Sunday, November 8, 2009

Hope Community Garden

A cold-frame and rainwater tanks awaiting installation
The large tan and green building at the corner north of the Miuramira over-pass is a common sight to most Gallupian's, but few know that within that building, in addition to a professional USDA kitchen, meeting rooms (both available for a modest rental fee), and immaculately clean warehouse, the Community Food Pantry collects and distributes over 3 million pounds of food each year to two of our nation's hungriest counties. It's a fact; Mckinley County ranks as one of the hungriest (food insecurity index) counties in America.  All this on a budget of $300,000-- at a modest $1/pound of distributed food, thats a 10:1 return on contributions. 

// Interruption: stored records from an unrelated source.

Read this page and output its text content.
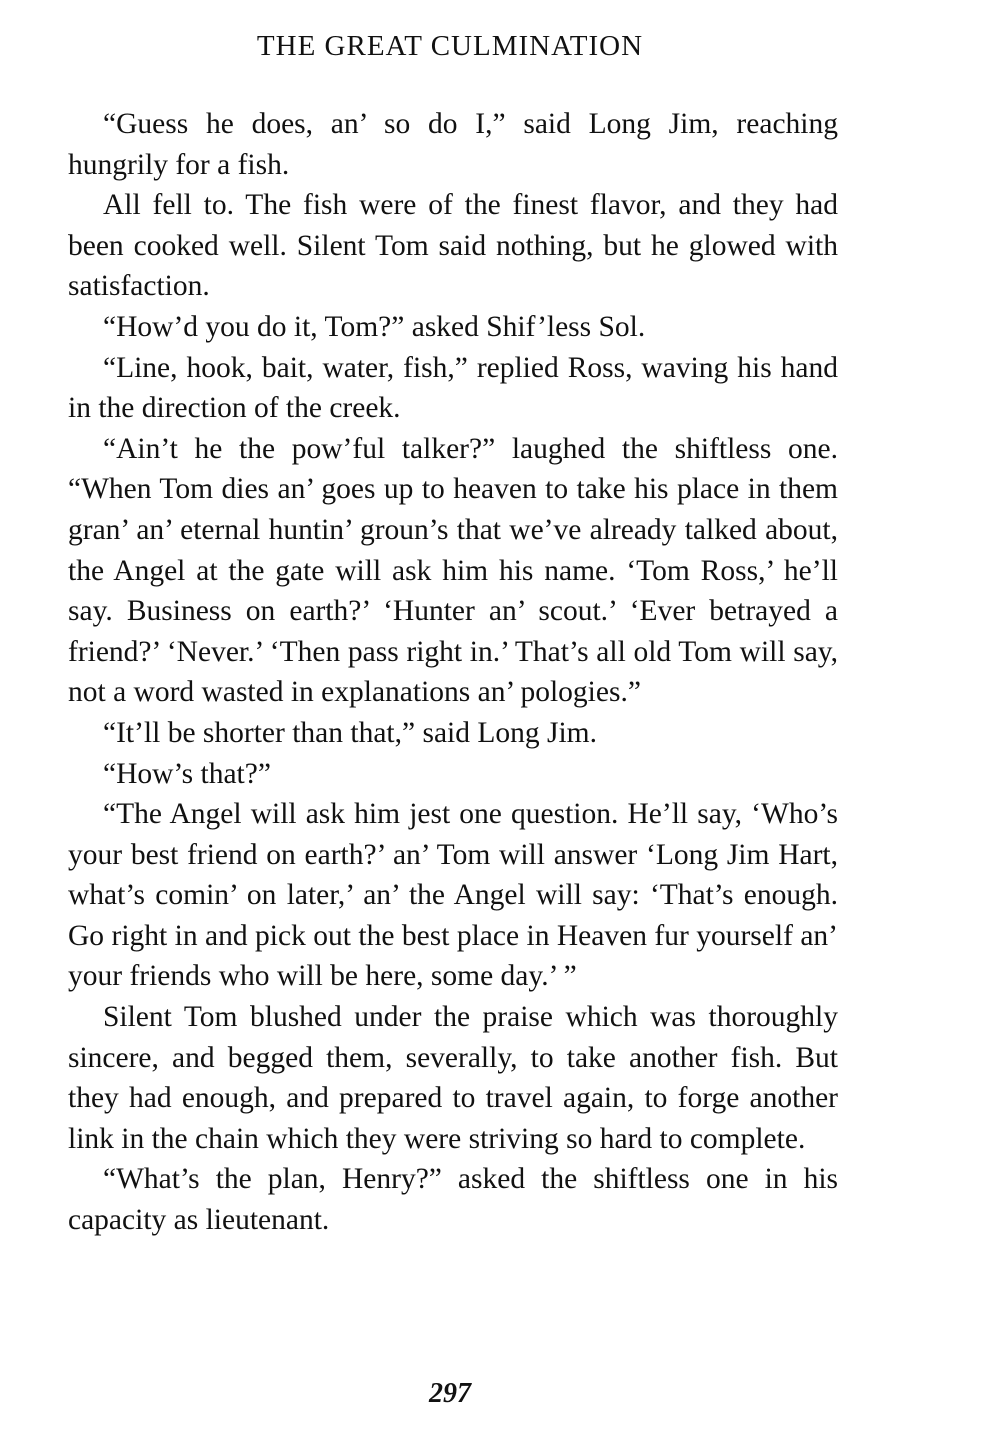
THE GREAT CULMINATION

“Guess he does, an’ so do I,” said Long Jim, reaching hungrily for a fish.

All fell to. The fish were of the finest flavor, and they had been cooked well. Silent Tom said nothing, but he glowed with satisfaction.

“How’d you do it, Tom?” asked Shif’less Sol.

“Line, hook, bait, water, fish,” replied Ross, waving his hand in the direction of the creek.

“Ain’t he the pow’ful talker?” laughed the shiftless one. “When Tom dies an’ goes up to heaven to take his place in them gran’ an’ eternal huntin’ groun’s that we’ve already talked about, the Angel at the gate will ask him his name. ‘Tom Ross,’ he’ll say. Business on earth?’ ‘Hunter an’ scout.’ ‘Ever betrayed a friend?’ ‘Never.’ ‘Then pass right in.’ That’s all old Tom will say, not a word wasted in explanations an’ pologies.”

“It’ll be shorter than that,” said Long Jim.

“How’s that?”

“The Angel will ask him jest one question. He’ll say, ‘Who’s your best friend on earth?’ an’ Tom will answer ‘Long Jim Hart, what’s comin’ on later,’ an’ the Angel will say: ‘That’s enough. Go right in and pick out the best place in Heaven fur yourself an’ your friends who will be here, some day.’ ”

Silent Tom blushed under the praise which was thoroughly sincere, and begged them, severally, to take another fish. But they had enough, and prepared to travel again, to forge another link in the chain which they were striving so hard to complete.

“What’s the plan, Henry?” asked the shiftless one in his capacity as lieutenant.

297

Jim Harlin's Community Pantry
Starting next year, the harvest of the Hope Community Garden will be joining the massive poundage of NAPI potatoes (Navajo grown with the water of the San Juan, just south of Farmington), bartered Arizona lettuce and vegetables (traded for potatoes), and Wal-mart surplus that's given away each year. With a $250,000 grant, the Community Pantry is building a vegetable garden, complete with 4, 20'x30' cold-frames for year-round produce, and a large demonstration dry-land field of indigenous corn, beans, and squash. But, as Executive Director Jim Harlin starkly pointed out during the tour, serendipitously arranged by WNMU, while the garden will grow an impressive 14,000 lbs. of food each year, that dramatic number represents only a drop in the bucket of their annual distributions and less than half a semi-truck trailer of food (40,000 lbs); the real unit of food measurement in this hungry county.  Gardening space will be available for rent to the public, and much more could be developed on the 2+ acres of undeveloped land owned by the Community Pantry in the years to come.

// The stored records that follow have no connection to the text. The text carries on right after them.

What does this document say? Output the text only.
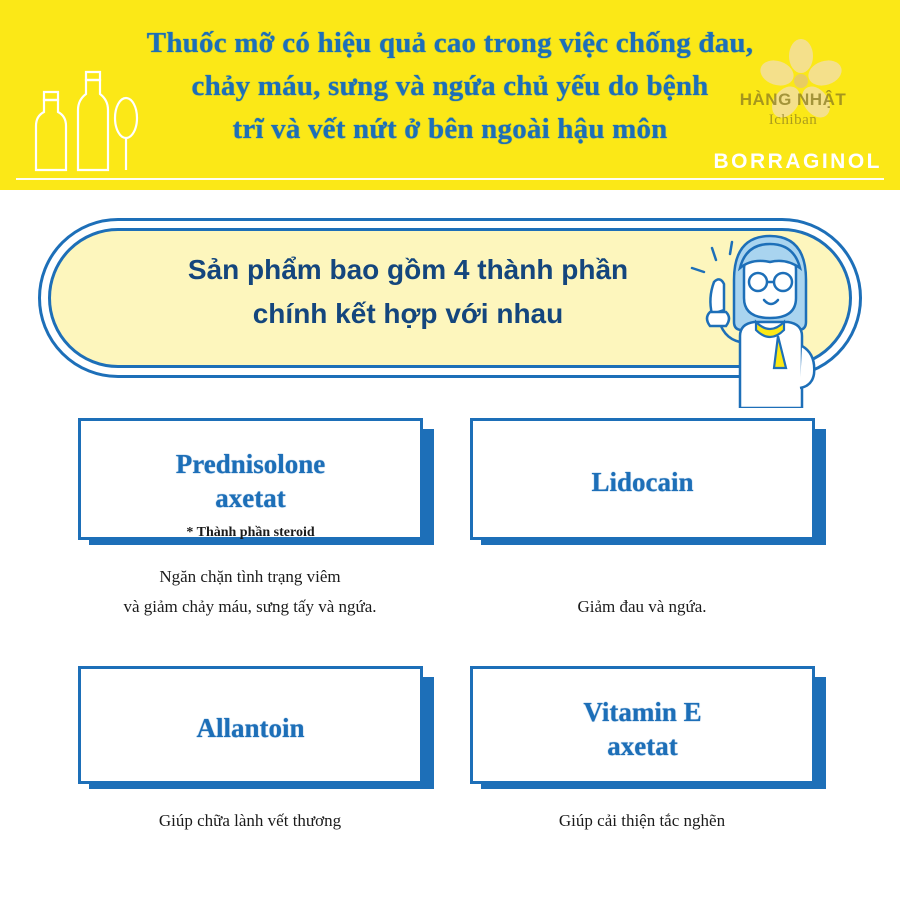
Thuốc mỡ có hiệu quả cao trong việc chống đau,
chảy máu, sưng và ngứa chủ yếu do bệnh
trĩ và vết nứt ở bên ngoài hậu môn
HÀNG NHẬT
Ichiban
BORRAGINOL
Sản phẩm bao gồm 4 thành phần
chính kết hợp với nhau
Prednisolone
axetat
* Thành phần steroid
Ngăn chặn tình trạng viêm
và giảm chảy máu, sưng tấy và ngứa.
Lidocain
Giảm đau và ngứa.
Allantoin
Giúp chữa lành vết thương
Vitamin E
axetat
Giúp cải thiện tắc nghẽn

Excavations for the retaining wall supporting the above-ground beds and cold frames

Please, support The Community Pantry with your labor and/or checkbook! Also, buy 2 turkeys at T&R Market in Yah-ta-Hey, (my school's business partner!) for $0.49/lb, and donate the second to the food pantry to feed local families this Thanksgiving. Also watch for The Food Network's Dinner Impossible host Nigel filming his show at the Community Pantry's demonstration kitchen during this December's Red Rock Balloon Rally.